Yücel: "Wichtigtuer und Selbstdarsteller"
Die Mehrheit der Mitglieder seien "Wichtigtuer und Selbstdarsteller", die den Verein gekapert hätten und für die verfolgte Autoren nur Beiwerk seien, rechnete Yücel nach nur siebenmonatiger Amtszeit emotional mit dem Verein ab. Das Vorhaben, den deutschen PEN zu einer "modernen NGO" zu machen, werde von einer Mehrheit nicht unterstützt.

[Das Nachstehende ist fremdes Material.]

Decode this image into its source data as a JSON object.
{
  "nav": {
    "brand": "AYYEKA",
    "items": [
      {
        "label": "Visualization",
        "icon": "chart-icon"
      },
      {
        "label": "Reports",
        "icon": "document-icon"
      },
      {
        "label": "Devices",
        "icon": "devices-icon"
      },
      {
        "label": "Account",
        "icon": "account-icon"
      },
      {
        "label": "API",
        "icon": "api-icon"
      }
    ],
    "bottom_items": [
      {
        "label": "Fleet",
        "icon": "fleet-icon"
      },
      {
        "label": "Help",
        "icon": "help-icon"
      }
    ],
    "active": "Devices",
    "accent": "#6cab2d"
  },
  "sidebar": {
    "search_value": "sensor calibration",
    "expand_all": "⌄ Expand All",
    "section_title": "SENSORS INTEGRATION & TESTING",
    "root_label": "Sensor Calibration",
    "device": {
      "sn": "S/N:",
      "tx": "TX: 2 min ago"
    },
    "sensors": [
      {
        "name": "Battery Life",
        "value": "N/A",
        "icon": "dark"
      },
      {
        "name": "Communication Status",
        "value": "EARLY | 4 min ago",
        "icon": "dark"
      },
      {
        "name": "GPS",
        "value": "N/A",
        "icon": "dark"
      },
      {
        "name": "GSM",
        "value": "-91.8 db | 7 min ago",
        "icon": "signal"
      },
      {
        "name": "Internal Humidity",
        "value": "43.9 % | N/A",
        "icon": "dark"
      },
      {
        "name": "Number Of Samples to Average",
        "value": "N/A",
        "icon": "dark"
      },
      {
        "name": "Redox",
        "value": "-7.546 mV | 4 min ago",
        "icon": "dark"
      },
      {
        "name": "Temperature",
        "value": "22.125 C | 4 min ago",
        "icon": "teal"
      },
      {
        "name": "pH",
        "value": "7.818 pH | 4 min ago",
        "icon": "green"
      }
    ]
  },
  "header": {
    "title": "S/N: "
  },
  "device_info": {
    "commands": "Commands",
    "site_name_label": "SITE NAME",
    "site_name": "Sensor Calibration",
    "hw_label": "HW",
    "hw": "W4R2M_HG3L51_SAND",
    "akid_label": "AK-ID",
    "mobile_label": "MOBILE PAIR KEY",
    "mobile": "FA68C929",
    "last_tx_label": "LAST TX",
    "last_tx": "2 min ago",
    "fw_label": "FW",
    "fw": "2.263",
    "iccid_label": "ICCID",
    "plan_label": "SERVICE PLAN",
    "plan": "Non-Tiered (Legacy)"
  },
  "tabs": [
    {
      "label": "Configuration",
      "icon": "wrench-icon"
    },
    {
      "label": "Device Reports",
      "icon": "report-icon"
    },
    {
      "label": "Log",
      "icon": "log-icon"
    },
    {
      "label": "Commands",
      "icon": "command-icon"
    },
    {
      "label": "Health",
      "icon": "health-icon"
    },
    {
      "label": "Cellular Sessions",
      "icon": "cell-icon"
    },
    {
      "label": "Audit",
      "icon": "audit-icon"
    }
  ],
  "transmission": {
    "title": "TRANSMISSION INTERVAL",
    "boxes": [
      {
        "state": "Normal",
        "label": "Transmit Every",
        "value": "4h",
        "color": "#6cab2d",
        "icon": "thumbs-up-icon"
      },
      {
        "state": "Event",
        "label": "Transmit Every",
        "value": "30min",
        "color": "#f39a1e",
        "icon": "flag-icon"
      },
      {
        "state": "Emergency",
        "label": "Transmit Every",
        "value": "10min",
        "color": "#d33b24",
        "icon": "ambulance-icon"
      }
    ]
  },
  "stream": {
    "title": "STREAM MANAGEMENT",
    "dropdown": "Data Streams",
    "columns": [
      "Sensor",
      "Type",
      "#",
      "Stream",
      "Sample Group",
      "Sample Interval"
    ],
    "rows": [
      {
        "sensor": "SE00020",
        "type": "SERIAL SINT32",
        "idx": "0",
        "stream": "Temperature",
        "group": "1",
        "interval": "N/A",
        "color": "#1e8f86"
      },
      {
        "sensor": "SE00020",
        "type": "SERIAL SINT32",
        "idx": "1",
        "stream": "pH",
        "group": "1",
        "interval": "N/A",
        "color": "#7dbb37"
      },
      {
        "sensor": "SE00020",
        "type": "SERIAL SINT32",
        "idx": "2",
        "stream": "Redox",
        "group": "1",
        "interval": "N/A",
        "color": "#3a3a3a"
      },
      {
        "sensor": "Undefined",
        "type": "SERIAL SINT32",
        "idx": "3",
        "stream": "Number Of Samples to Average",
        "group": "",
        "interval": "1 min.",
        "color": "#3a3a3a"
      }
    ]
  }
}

Deniz Yücel war erst im vergangenen Oktober an die Spitze des PEN-Zentrums gerückt und galt als Hoffnungsträger für eine Reformierung der Schriftstellervereinigung.
Josef Haslinger wird übergangsweise PEN-Präsident
Nach dem Rücktritt von PEN-Präsident Yücel legte der gesamte Vorstand des Schriftstellerverbandes seine Posten nieder. Übergangsweise wird der Schriftsteller Josef Haslinger als Präsident das deutsche PEN-Zentrum führen. Der 66-Jährige wurde auf der Mitgliederversammlung in Gotha mit großer Mehrheit interimsmäßig an die Spitze der Schriftstellervereinigung gewählt. Er soll bis zur Neuwahl der Führungsriege auf einer außerordentlichen Mitgliederversammlung in einigen Monaten die Schriftstellervereinigung führen. Haslinger war bereits von 2013 bis 2017 PEN-Präsident. Er wolle den Neustart vorbereiten, sagte Haslinger.